For these reasons, we need as many safeguards as possible on the legal powers that can impose treatment on mentally ill people. I strongly support this measure, which empowers the Supreme Court to stay a treatment order while an appeal against it is being determined. But this fixes only part of the problem.

Mental health treatment orders are often issued for a period of six months, but it often takes longer than six months for an appeal to be heard. This delay often occurs in circumstances where a court would not necessarily be inclined to stay an order, so the appellant is forced to undergo prolonged treatment that they object to and have appealed against. I would like to see the government propose measures to ensure that appeals against mental health treatment orders are heard in a timely fashion. But this proposal represents a small improvement on the status quo, and I commend this initiative.

MS MacDONALD (10.49): I am rising to speak about this briefly, and from a personal perspective. As I have mentioned in this place before, my mother has a mental illness.
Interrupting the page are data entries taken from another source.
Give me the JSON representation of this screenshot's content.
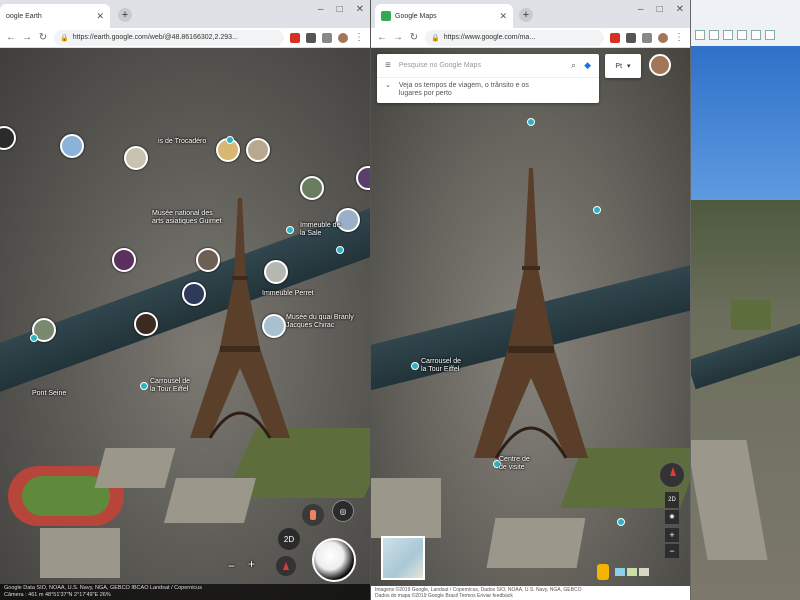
{
  "earth_window": {
    "tab_title": "oogle Earth",
    "url": "https://earth.google.com/web/@48.86166302,2.293...",
    "labels": {
      "trocadero": "is de Trocadéro",
      "museum": "Musée national des\narts asiatiques Guimet",
      "immeuble": "Immeuble de\nla Sale",
      "tour_perret": "Immeuble Perret",
      "quai_branly": "Musée du quai Branly\nJacques Chirac",
      "carrousel": "Carrousel de\nla Tour Eiffel",
      "seine": "Pont Seine"
    },
    "controls": {
      "view_2d": "2D",
      "zoom_out": "−",
      "zoom_in": "+"
    },
    "status_line1": "Google Data SIO, NOAA, U.S. Navy, NGA, GEBCO IBCAO Landsat / Copernicus",
    "status_line2": "Câmera : 461 m  48°51'37\"N 2°17'49\"E  26%"
  },
  "maps_window": {
    "tab_title": "Google Maps",
    "url": "https://www.google.com/ma...",
    "search_placeholder": "Pesquise no Google Maps",
    "hint_text": "Veja os tempos de viagem, o trânsito e os\nlugares por perto",
    "lang_button": "Pt",
    "labels": {
      "carrousel": "Carrousel de\nla Tour Eiffel",
      "centre": "Centre de\nde visite"
    },
    "controls": {
      "view_2d": "2D",
      "zoom_in": "+",
      "zoom_out": "−"
    },
    "footer_line1": "Imagens ©2019 Google, Landsat / Copernicus, Dados SIO, NOAA, U.S. Navy, NGA, GEBCO",
    "footer_line2": "Dados do mapa ©2019 Google   Brasil   Termos   Enviar feedback"
  },
  "colors": {
    "accent_blue": "#1a73e8",
    "pin_teal": "#2bb3c0",
    "track_red": "#b8453a"
  }
}
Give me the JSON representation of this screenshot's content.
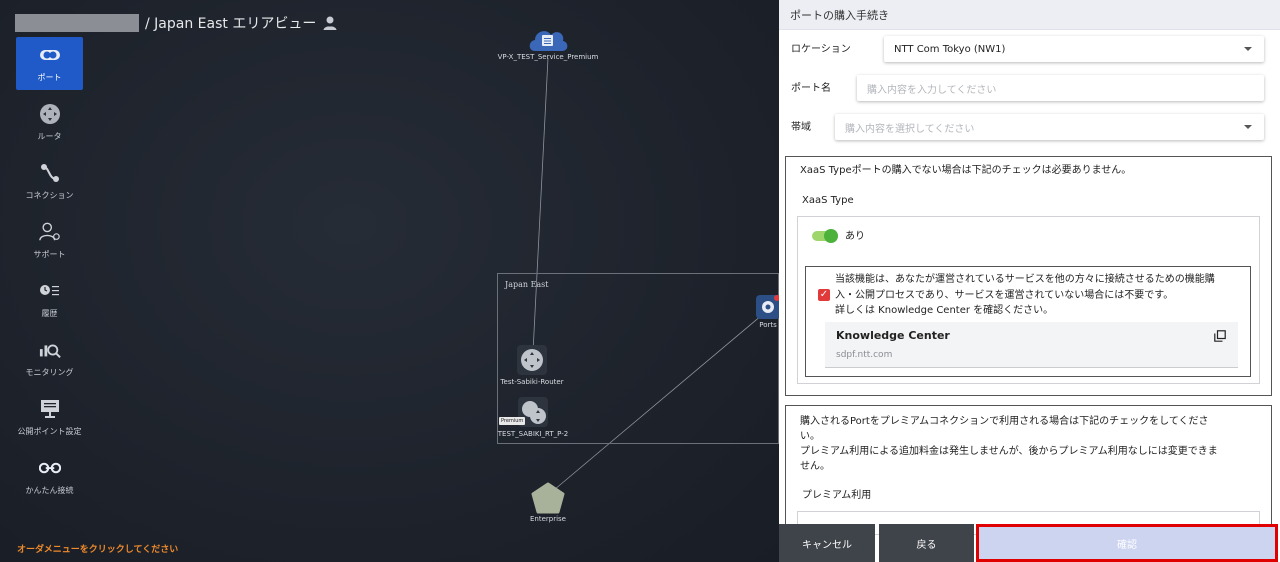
{
  "header": {
    "title": "/ Japan East エリアビュー"
  },
  "sidebar": {
    "items": [
      {
        "label": "ポート",
        "icon": "port-icon",
        "active": true
      },
      {
        "label": "ルータ",
        "icon": "router-icon",
        "active": false
      },
      {
        "label": "コネクション",
        "icon": "connection-icon",
        "active": false
      },
      {
        "label": "サポート",
        "icon": "support-icon",
        "active": false
      },
      {
        "label": "履歴",
        "icon": "history-icon",
        "active": false
      },
      {
        "label": "モニタリング",
        "icon": "monitoring-icon",
        "active": false
      },
      {
        "label": "公開ポイント設定",
        "icon": "public-point-icon",
        "active": false
      },
      {
        "label": "かんたん接続",
        "icon": "easy-connect-icon",
        "active": false
      }
    ],
    "order_hint": "オーダメニューをクリックしてください"
  },
  "topology": {
    "cloud_node": "VP-X_TEST_Service_Premium",
    "area_label": "Japan East",
    "router1": "Test-Sabiki-Router",
    "router2": "TEST_SABIKI_RT_P-2",
    "premium_tag": "Premium",
    "ports_node": "Ports",
    "enterprise_node": "Enterprise"
  },
  "panel": {
    "title": "ポートの購入手続き",
    "location_label": "ロケーション",
    "location_value": "NTT Com Tokyo (NW1)",
    "port_name_label": "ポート名",
    "port_name_placeholder": "購入内容を入力してください",
    "bandwidth_label": "帯域",
    "bandwidth_placeholder": "購入内容を選択してください",
    "xaas_note": "XaaS Typeポートの購入でない場合は下記のチェックは必要ありません。",
    "xaas_title": "XaaS Type",
    "xaas_toggle_label": "あり",
    "xaas_desc_1": "当該機能は、あなたが運営されているサービスを他の方々に接続させるための機能購",
    "xaas_desc_2": "入・公開プロセスであり、サービスを運営されていない場合には不要です。",
    "xaas_desc_3": "詳しくは Knowledge Center を確認ください。",
    "kc_title": "Knowledge Center",
    "kc_url": "sdpf.ntt.com",
    "premium_note_1": "購入されるPortをプレミアムコネクションで利用される場合は下記のチェックをしてくださ",
    "premium_note_2": "い。",
    "premium_note_3": "プレミアム利用による追加料金は発生しませんが、後からプレミアム利用なしには変更できま",
    "premium_note_4": "せん。",
    "premium_title": "プレミアム利用"
  },
  "footer": {
    "cancel": "キャンセル",
    "back": "戻る",
    "confirm": "確認"
  },
  "colors": {
    "accent": "#1f5ac8",
    "highlight": "#e00000",
    "toggle": "#4cb23c"
  }
}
She has undergone electric shock treatment, and I know that, if something along these lines had been available in the days when she was actually forced to undergo it, she would have a different quality of life from that she has now.

There are still cases where electric shock treatment is used for people with a mental illness. It is rare, and sometimes it is actually at the request of the patient. However, to force a patient into undergoing electric shock treatment when they do not actually want to do it, and they have appealed to their family and their family has said, "No, the doctors have said that this is what you should do," is just making the assumption, as has been done in the past, that the doctors know the best treatment for the patient.

With mental health treatment, there is a lot of undiscovered country in that regard. This bill will allow a person to actually make an appeal to the Supreme Court, and I agree with Ms Dundas that it should be done in a timely fashion. I think this is highly commendable, and I commend the bill to the Assembly.